The kitchen was tiny and felt tucked away, while the Georgian wing accommodated an underused dining room. Extending the kitchen beyond the building’s original boundaries was not an option, as the property is Grade II*-listed. Fortunately, interior designer Emma Sims Hilditch, whom the homeowner had discovered through a story in this magazine, hit on the idea of transforming the vast sitting room on the ground floor into an open-plan kitchen-dining room, complete with a bespoke larder. Meanwhile, the former dining room became a family sitting room filled with plush sofas.
In choosing the colour scheme, the couple were keen to steer away from the dingier hues of yesteryear in favour of the soft, warm tones associated with 21st-century country living. Meanwhile, contemporary features such as the in-ceiling speakers in the kitchen are much appreciated by the children – as it allows them to play music to accompany their impromptu dance sessions on the flagstone floor. The new boot room is another practical addition and since the children spend lots of time outdoors, it gets plenty of use.
Despite the modern comforts, you do not have to look hard to find traces of the building’s past. In one of the two guest bedrooms, 18th-and 19th-century visitors have etched the date into the stone window frames, while the flagstones in the entrance hall have been worn down by footsteps over centuries.

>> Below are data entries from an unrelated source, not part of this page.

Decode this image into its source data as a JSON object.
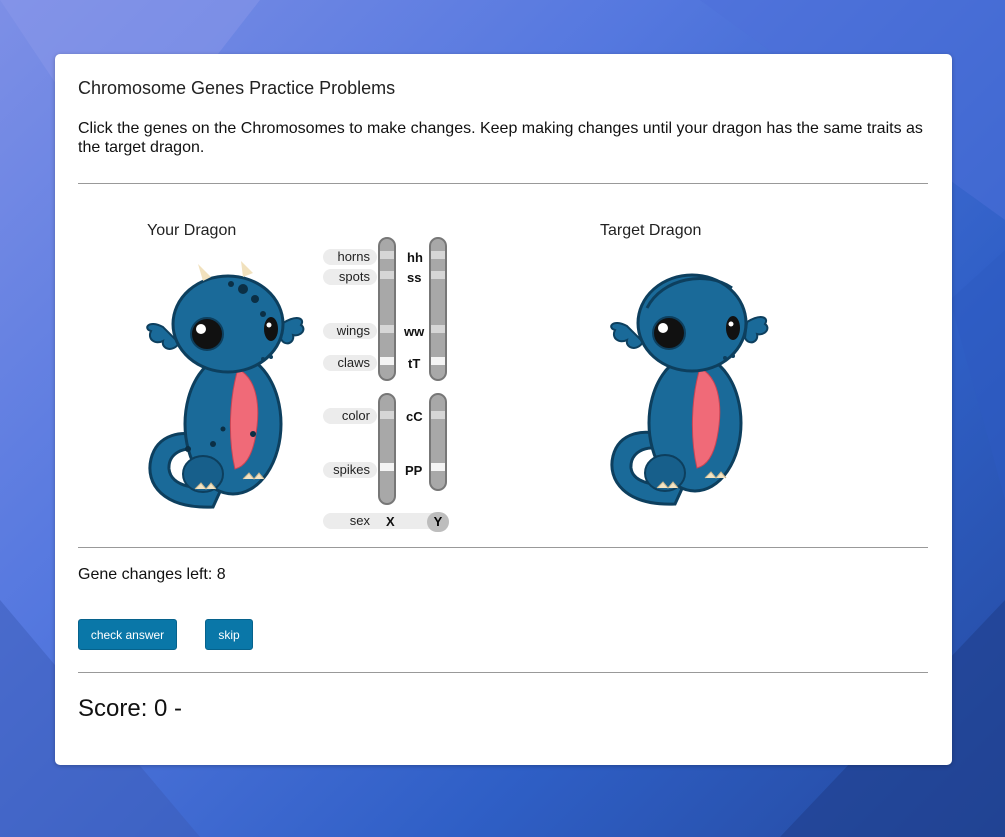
{
  "page": {
    "title": "Chromosome Genes Practice Problems",
    "instructions": "Click the genes on the Chromosomes to make changes. Keep making changes until your dragon has the same traits as the target dragon."
  },
  "your_dragon": {
    "label": "Your Dragon"
  },
  "target_dragon": {
    "label": "Target Dragon"
  },
  "genes": [
    {
      "trait": "horns",
      "alleles": "hh"
    },
    {
      "trait": "spots",
      "alleles": "ss"
    },
    {
      "trait": "wings",
      "alleles": "ww"
    },
    {
      "trait": "claws",
      "alleles": "tT"
    },
    {
      "trait": "color",
      "alleles": "cC"
    },
    {
      "trait": "spikes",
      "alleles": "PP"
    }
  ],
  "sex": {
    "trait": "sex",
    "x": "X",
    "y": "Y"
  },
  "status": {
    "gene_changes_left": "Gene changes left: 8"
  },
  "buttons": {
    "check_answer": "check answer",
    "skip": "skip"
  },
  "score": {
    "text": "Score: 0 -"
  },
  "colors": {
    "dragon_body": "#1a6a99",
    "dragon_belly": "#f06a78",
    "button": "#0a77a8"
  }
}
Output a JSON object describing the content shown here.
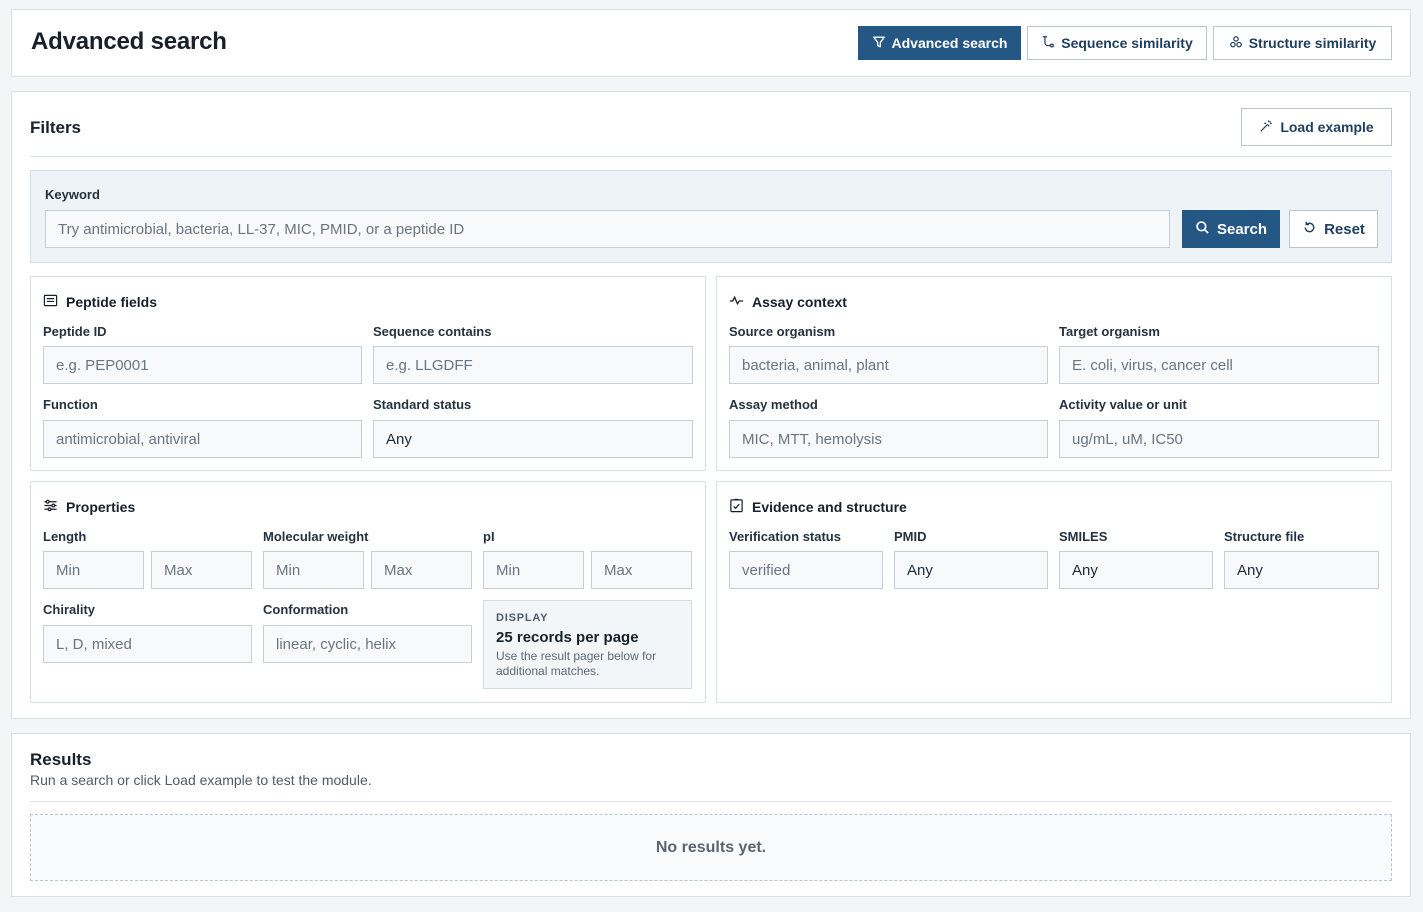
{
  "header": {
    "title": "Advanced search",
    "tabs": [
      {
        "label": "Advanced search",
        "icon": "filter-icon",
        "active": true
      },
      {
        "label": "Sequence similarity",
        "icon": "sequence-icon",
        "active": false
      },
      {
        "label": "Structure similarity",
        "icon": "molecule-icon",
        "active": false
      }
    ]
  },
  "filters": {
    "title": "Filters",
    "load_example": "Load example",
    "keyword": {
      "label": "Keyword",
      "placeholder": "Try antimicrobial, bacteria, LL-37, MIC, PMID, or a peptide ID",
      "search": "Search",
      "reset": "Reset"
    },
    "peptide_fields": {
      "title": "Peptide fields",
      "peptide_id": {
        "label": "Peptide ID",
        "placeholder": "e.g. PEP0001"
      },
      "sequence": {
        "label": "Sequence contains",
        "placeholder": "e.g. LLGDFF"
      },
      "function": {
        "label": "Function",
        "placeholder": "antimicrobial, antiviral"
      },
      "standard_status": {
        "label": "Standard status",
        "value": "Any"
      }
    },
    "assay_context": {
      "title": "Assay context",
      "source": {
        "label": "Source organism",
        "placeholder": "bacteria, animal, plant"
      },
      "target": {
        "label": "Target organism",
        "placeholder": "E. coli, virus, cancer cell"
      },
      "method": {
        "label": "Assay method",
        "placeholder": "MIC, MTT, hemolysis"
      },
      "activity": {
        "label": "Activity value or unit",
        "placeholder": "ug/mL, uM, IC50"
      }
    },
    "properties": {
      "title": "Properties",
      "length": {
        "label": "Length",
        "min": "Min",
        "max": "Max"
      },
      "mw": {
        "label": "Molecular weight",
        "min": "Min",
        "max": "Max"
      },
      "pi": {
        "label": "pI",
        "min": "Min",
        "max": "Max"
      },
      "chirality": {
        "label": "Chirality",
        "placeholder": "L, D, mixed"
      },
      "conformation": {
        "label": "Conformation",
        "placeholder": "linear, cyclic, helix"
      },
      "display": {
        "kicker": "DISPLAY",
        "value": "25 records per page",
        "note": "Use the result pager below for additional matches."
      }
    },
    "evidence": {
      "title": "Evidence and structure",
      "verification": {
        "label": "Verification status",
        "placeholder": "verified"
      },
      "pmid": {
        "label": "PMID",
        "value": "Any"
      },
      "smiles": {
        "label": "SMILES",
        "value": "Any"
      },
      "structure_file": {
        "label": "Structure file",
        "value": "Any"
      }
    }
  },
  "results": {
    "title": "Results",
    "subtitle": "Run a search or click Load example to test the module.",
    "empty": "No results yet."
  }
}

To create a sense of warmth and depth, the cabinets have been painted in a variety of subtle shades of grey. The huge cracked wooden posts enhance the relaxed feel while cleverly breaking up the expanse of space.
This stair runner inspired the colours throughout the house. The stone steps, worn down over generations, are one of the best-loved features.
A 16th-century-style dining table was chosen as a nod to the property’s historic past.
‘Every good country home should have a boot room,’ says interior designer Emma. This one replaced the laundry room, which was moved to the top of the house.
The former dining room in the Georgian part of the house is now filled with generous sofas for all the family to enjoy.
This glass box-shaped design replaced an extension built by the previous owners. ‘It is impossible to match a building of this age,’ says the homeowner, ‘so we felt it would be better to do something completely different.’
The textured limestone, chosen to match the original flagstones, mimics the wear and tear created by generations of footsteps.
The hand-blocked wallpaper in nursery bedroom was one of the owner’s favourite finds for the house.
The ceiling was raised to create a loftier space that befits the opulent French bed.
This is the homeowner’s favourite room in the house: ‘It’s so pretty, but in a way that isn’t overpowering.’